A Constantine , ma ville natale , depuis plusieurs mois déjà l’on  tuait  sans répit. Les rues étaient devenues  des  abattoirs où les exécuteurs du FLN et les commandos de l’OAS se donnaient furieusement la réplique.  L’assassinat de Raymond  Leyris  sur injonction du FLN  fut ressenti par la communauté juive comme  le signe irréfragable du naufrage de l’ Algérie française et celui, désormais irrécusable , après quelques années de faux espoirs , du départ collectif .

J’ai quitté Constantine avant d’y avoir atteint mes vingt ans, mes parents ayant décidé que ma vie irait au-delà de cette limite, quitte à ce que ce fût de l’autre côté de la Méditerranée. Pourtant , ce départ a comme tranché mon existence en deux  puisque je ne suis plus revenu sur mes pas .

Depuis  cet arrachement , avec deux valises pour viatique , et si peu de livres échappés à ma bibliothèque d’enfant et de collégien , il n’est pas un jour où des images de Constantine , ma ville natale , ne me reviennent en tête. Images entêtées , entêtantes.

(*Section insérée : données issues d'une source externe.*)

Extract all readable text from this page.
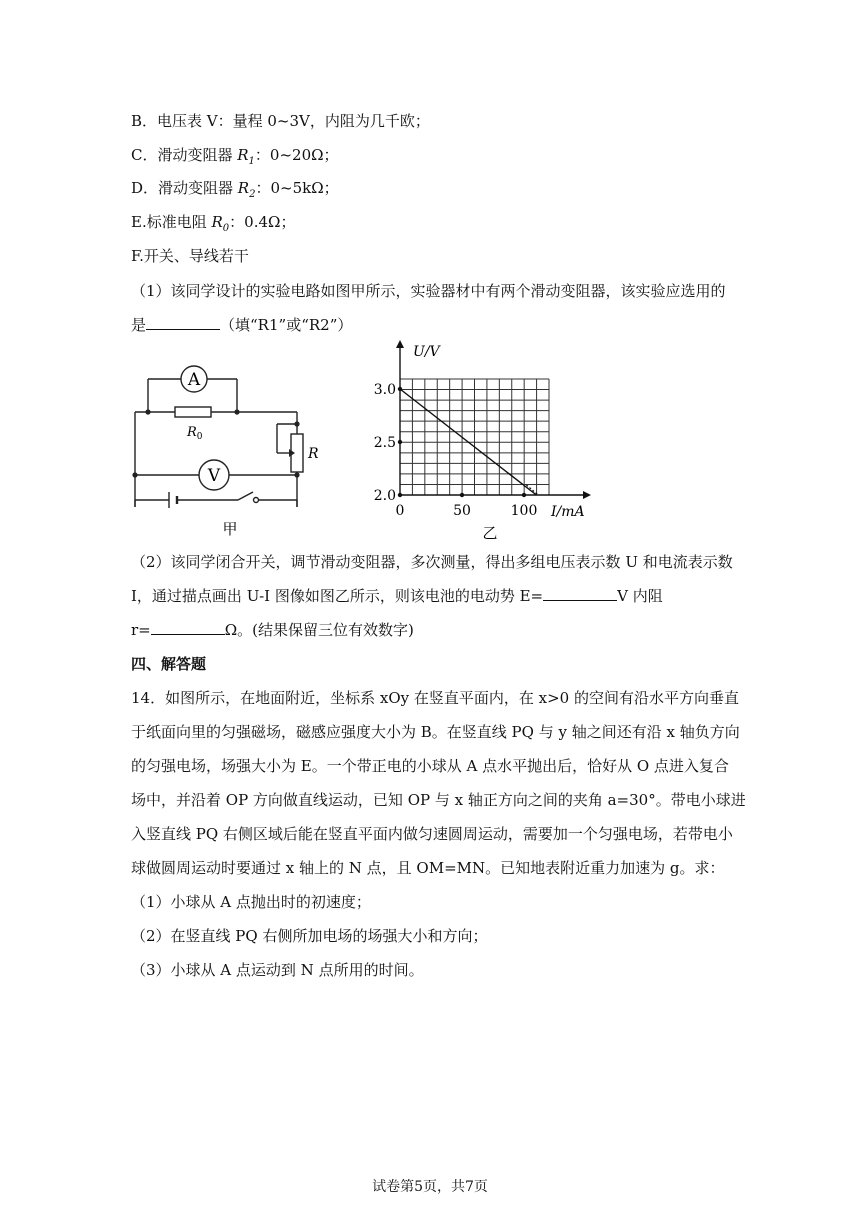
B．电压表 V：量程 0~3V，内阻为几千欧；
C．滑动变阻器 $R_1$：0~20Ω；
D．滑动变阻器 $R_2$：0~5kΩ；
E.标准电阻 $R_0$：0.4Ω；
F.开关、导线若干
（1）该同学设计的实验电路如图甲所示，实验器材中有两个滑动变阻器，该实验应选用的
是	（填“R1”或“R2”）
A
V
$R_0$
R
甲
0	50	100
3.0
2.5
2.0
U/V
I/mA
乙
（2）该同学闭合开关，调节滑动变阻器，多次测量，得出多组电压表示数 U 和电流表示数
I，通过描点画出 U-I 图像如图乙所示，则该电池的电动势 E=	V 内阻
r=	Ω。(结果保留三位有效数字)
四、解答题
14．如图所示，在地面附近，坐标系 xOy 在竖直平面内，在 x>0 的空间有沿水平方向垂直
于纸面向里的匀强磁场，磁感应强度大小为 B。在竖直线 PQ 与 y 轴之间还有沿 x 轴负方向
的匀强电场，场强大小为 E。一个带正电的小球从 A 点水平抛出后，恰好从 O 点进入复合
场中，并沿着 OP 方向做直线运动，已知 OP 与 x 轴正方向之间的夹角 a=30°。带电小球进
入竖直线 PQ 右侧区域后能在竖直平面内做匀速圆周运动，需要加一个匀强电场，若带电小
球做圆周运动时要通过 x 轴上的 N 点，且 OM=MN。已知地表附近重力加速为 g。求：
（1）小球从 A 点抛出时的初速度；
（2）在竖直线 PQ 右侧所加电场的场强大小和方向；
（3）小球从 A 点运动到 N 点所用的时间。
试卷第5页，共7页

Elles ne veulent pas se dessaisir de ce qui les habite : une enfance et une adolescence continuant de vivre une vie propre , comme un témoin serrant prés de son corps le corps de son témoignage , et défendant l’un par l’autre. Comment un tel enfant d’abord , puis cet adolescent que j’ai été – et que suis resté,  malgré l’écoulement du temps chronologique et à cause de cette coupure , – ont –ils justement fait  corps avec une ville tout entière ? Une simple vue de Constantine suffirait à le faire comprendre.

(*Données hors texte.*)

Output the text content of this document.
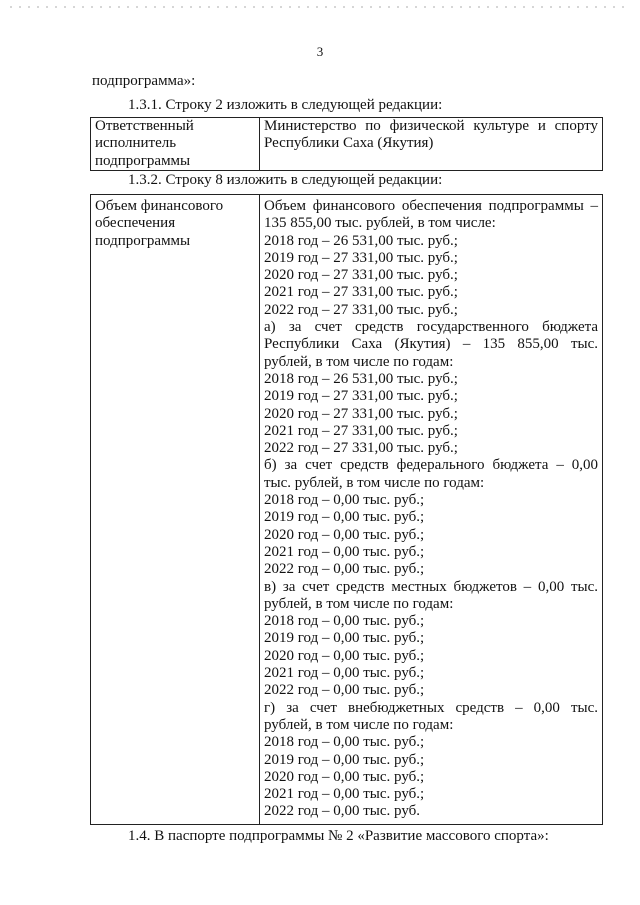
3
подпрограмма»:
1.3.1. Строку 2 изложить в следующей редакции:
Ответственный
исполнитель
подпрограммы

Министерство по физической культуре и спорту
Республики Саха (Якутия)
1.3.2. Строку 8 изложить в следующей редакции:
Объем финансового
обеспечения
подпрограммы

Объем финансового обеспечения подпрограммы –
135 855,00 тыс. рублей, в том числе:
2018 год – 26 531,00 тыс. руб.;
2019 год – 27 331,00 тыс. руб.;
2020 год – 27 331,00 тыс. руб.;
2021 год – 27 331,00 тыс. руб.;
2022 год – 27 331,00 тыс. руб.;
а) за счет средств государственного бюджета
Республики Саха (Якутия) – 135 855,00 тыс.
рублей, в том числе по годам:
2018 год – 26 531,00 тыс. руб.;
2019 год – 27 331,00 тыс. руб.;
2020 год – 27 331,00 тыс. руб.;
2021 год – 27 331,00 тыс. руб.;
2022 год – 27 331,00 тыс. руб.;
б) за счет средств федерального бюджета – 0,00
тыс. рублей, в том числе по годам:
2018 год – 0,00 тыс. руб.;
2019 год – 0,00 тыс. руб.;
2020 год – 0,00 тыс. руб.;
2021 год – 0,00 тыс. руб.;
2022 год – 0,00 тыс. руб.;
в) за счет средств местных бюджетов – 0,00 тыс.
рублей, в том числе по годам:
2018 год – 0,00 тыс. руб.;
2019 год – 0,00 тыс. руб.;
2020 год – 0,00 тыс. руб.;
2021 год – 0,00 тыс. руб.;
2022 год – 0,00 тыс. руб.;
г) за счет внебюджетных средств – 0,00 тыс.
рублей, в том числе по годам:
2018 год – 0,00 тыс. руб.;
2019 год – 0,00 тыс. руб.;
2020 год – 0,00 тыс. руб.;
2021 год – 0,00 тыс. руб.;
2022 год – 0,00 тыс. руб.
1.4. В паспорте подпрограммы № 2 «Развитие массового спорта»:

Aucune ville natale ne se compare à une autre. L’on connaît des gosses de banlieues aussi fortement attachés à leur HLM que des châtelains à leur château . Me permettra t –on de soutenir que Constantine est tout de même une ville hors de l’ordinaire , si tant est qu’elle en soit une , et de commune représentation ?

Sa situation géographique, sa conformation topographique, ses anamorphoses géologiques, en font un site auquel le rêve seul convient . Clivée en son milieu par l’on ne sait quel accident sismique , ou  par quel mouvement rongeur d’au-delà du temps mesurable , elle donne à  la fois le sentiment de l’abîme et le souhait des ponts . Son histoire est accordée à rien de moins que celle du genre humain .

Son sol et son sous- sol, saturés de signes,  en constituent l’archive incessible, et cela depuis les temps scolairement qualifiés de temps « préhistoriques » . Pour qui voudrait s’en convaincre, il n’aurait qu’à consulter le Bulletin archéologique de l’ Est Constantinois, rescapé dans tel Musée parisien jouxtant le Jardin du Luxembourg .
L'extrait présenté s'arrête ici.